All of this ensured that it doesn’t feel like being sold to, but as an opportunity to buy from an open and informed place. You took your time to give before you take, evoking reciprocity in the process. Not only did you take your time for diligent product development, but also for sharing a lot of knowledge around your product. In these times? In this economy? Are you crazy?

No, you're not. You did good work and made sure it can actually get out there, even if that meant to walk the extra mile.

Now it’s time to go narrow again, toward the one sale your have to make.

With the sale, you narrow down again toward the one action you centered the sequence around

Conversion Magic

Narrow, broad, narrow – couldn't we have stayed narrow and have an easier life?

No, because the going-broad sequencing part is making all the difference. Remember the Rule of Seven, the tribal way of building trust and the power of repositioning. If you did it right, the decision to hit 'buy' on your product feels like a logical next step – instead of a big risk taken after confusing detail talk that never brought up a personal benefit between all the environmental perks.

The trust built within the sequence now translates into psychological tailwind for the final click.

Remove the last barrier – tell what happens next

People generally hestitate to click on links.

Even if you have gotten people familiar with your calls to action, it’s still the internet. There’s a deep, never-ending opaqueness to any link before you click.

Where does it lead me? Is there a risk? That’s why it’s helpful to explain what happens as soon as you click on the link. You reduce insecurity and relax the problem radar, because you took the time to map the journey instead of just pep-talking the click.

This is what it could look like:

This is how Sean D'Souza does it, one of our role models in 'marketing with skill and integrity'


With shrinking attention spans in a fast dopamine environment, there's a lack of opportunity for true contributors to actually work with human psychology.

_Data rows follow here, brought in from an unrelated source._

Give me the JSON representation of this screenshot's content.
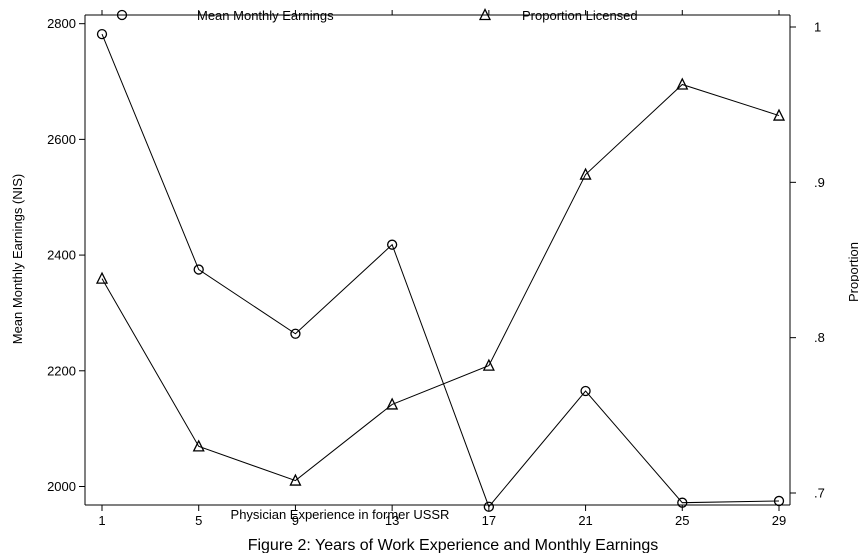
{
  "chart_data": {
    "type": "line",
    "title": "",
    "caption": "Figure 2: Years of Work Experience and Monthly Earnings",
    "xlabel": "Physician Experience in former USSR",
    "ylabel_left": "Mean Monthly Earnings (NIS)",
    "ylabel_right": "Proportion",
    "x": [
      1,
      5,
      9,
      13,
      17,
      21,
      25,
      29
    ],
    "x_ticks": [
      "1",
      "5",
      "9",
      "13",
      "17",
      "21",
      "25",
      "29"
    ],
    "ylim_left": [
      1968,
      2815
    ],
    "ylim_right": [
      0.7,
      1.0
    ],
    "y_ticks_left": [
      {
        "value": 2000,
        "label": "2000"
      },
      {
        "value": 2200,
        "label": "2200"
      },
      {
        "value": 2400,
        "label": "2400"
      },
      {
        "value": 2600,
        "label": "2600"
      },
      {
        "value": 2800,
        "label": "2800"
      }
    ],
    "y_ticks_right": [
      {
        "value": 0.7,
        "label": ".7"
      },
      {
        "value": 0.8,
        "label": ".8"
      },
      {
        "value": 0.9,
        "label": ".9"
      },
      {
        "value": 1.0,
        "label": "1"
      }
    ],
    "legend_position": "top",
    "grid": false,
    "series": [
      {
        "name": "Mean Monthly Earnings",
        "marker": "circle",
        "axis": "left",
        "values": [
          2782,
          2375,
          2264,
          2418,
          1965,
          2165,
          1972,
          1975
        ]
      },
      {
        "name": "Proportion Licensed",
        "marker": "triangle",
        "axis": "right",
        "values": [
          0.838,
          0.73,
          0.708,
          0.757,
          0.782,
          0.905,
          0.963,
          0.943
        ]
      }
    ]
  }
}
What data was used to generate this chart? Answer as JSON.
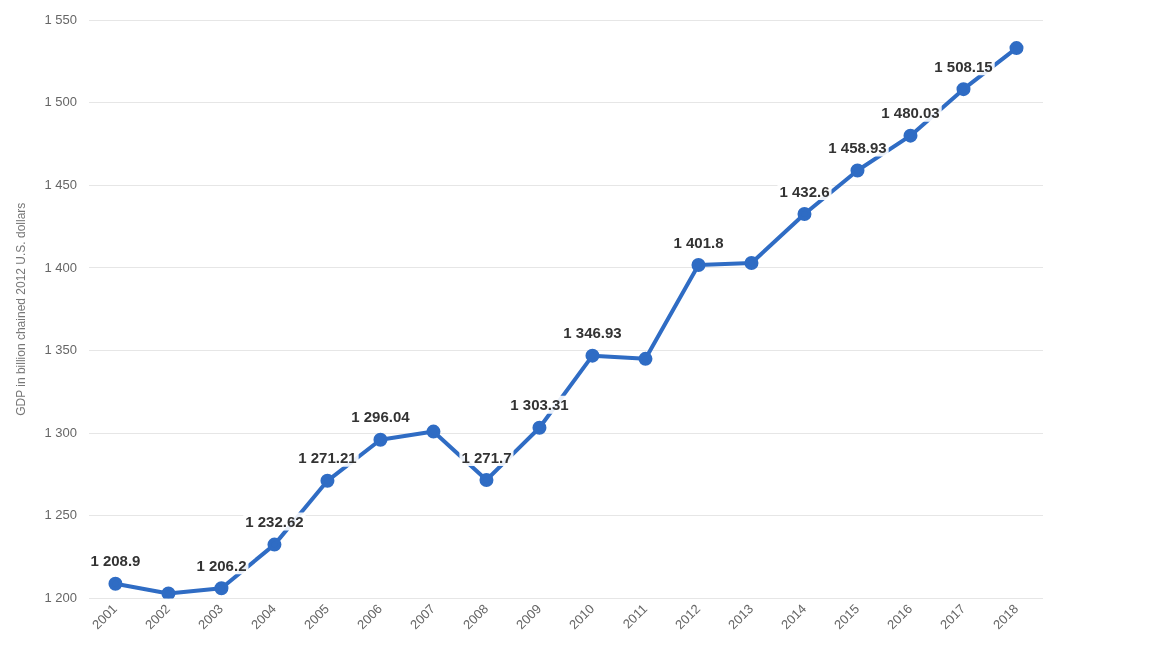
{
  "chart_data": {
    "type": "line",
    "ylabel": "GDP in billion chained 2012 U.S. dollars",
    "categories": [
      "2001",
      "2002",
      "2003",
      "2004",
      "2005",
      "2006",
      "2007",
      "2008",
      "2009",
      "2010",
      "2011",
      "2012",
      "2013",
      "2014",
      "2015",
      "2016",
      "2017",
      "2018"
    ],
    "series": [
      {
        "color": "#2f6cc4",
        "values": [
          1208.9,
          1203,
          1206.2,
          1232.62,
          1271.21,
          1296.04,
          1301,
          1271.7,
          1303.31,
          1346.93,
          1345,
          1401.8,
          1403,
          1432.6,
          1458.93,
          1480.03,
          1508.15,
          1533
        ],
        "value_labels": [
          "1 208.9",
          null,
          "1 206.2",
          "1 232.62",
          "1 271.21",
          "1 296.04",
          null,
          "1 271.7",
          "1 303.31",
          "1 346.93",
          null,
          "1 401.8",
          null,
          "1 432.6",
          "1 458.93",
          "1 480.03",
          "1 508.15",
          null
        ]
      }
    ],
    "ylim": [
      1200,
      1550
    ],
    "yticks": [
      {
        "value": 1200,
        "label": "1 200"
      },
      {
        "value": 1250,
        "label": "1 250"
      },
      {
        "value": 1300,
        "label": "1 300"
      },
      {
        "value": 1350,
        "label": "1 350"
      },
      {
        "value": 1400,
        "label": "1 400"
      },
      {
        "value": 1450,
        "label": "1 450"
      },
      {
        "value": 1500,
        "label": "1 500"
      },
      {
        "value": 1550,
        "label": "1 550"
      }
    ],
    "grid": "y",
    "legend": false,
    "marker": "circle",
    "line_style": "solid"
  }
}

With 10 Amazon tabs open, in price-hunting mode and with little patience to inquire about product quality, the meager few seconds that most people bring are just not enough. If you have more to say than fits into a TikTok video or Twitter post, you'll run into difficulties trying to get it across.

A sequence changes that. As you go narrow, broad, and narrow again, you reduce complexity, draw essences, tell stories, offer benefits and build trust. The overwhelming nature of your product becomes accessible.

Always have a next step for people to take without feeling pressured, tugged along and sold to. As we retain our freedom of choice, a well-made funnel is really attractive to follow along. That’s how it’s gets broad again, as in enabling your future innovation history with commercial success now.

The roadmap that was promised: Your sales message DNA for high product complexity

That’s how the field of possibilities opens again.

All you need to bring is a good product, and a roadmap to the human psyche applied with integrity.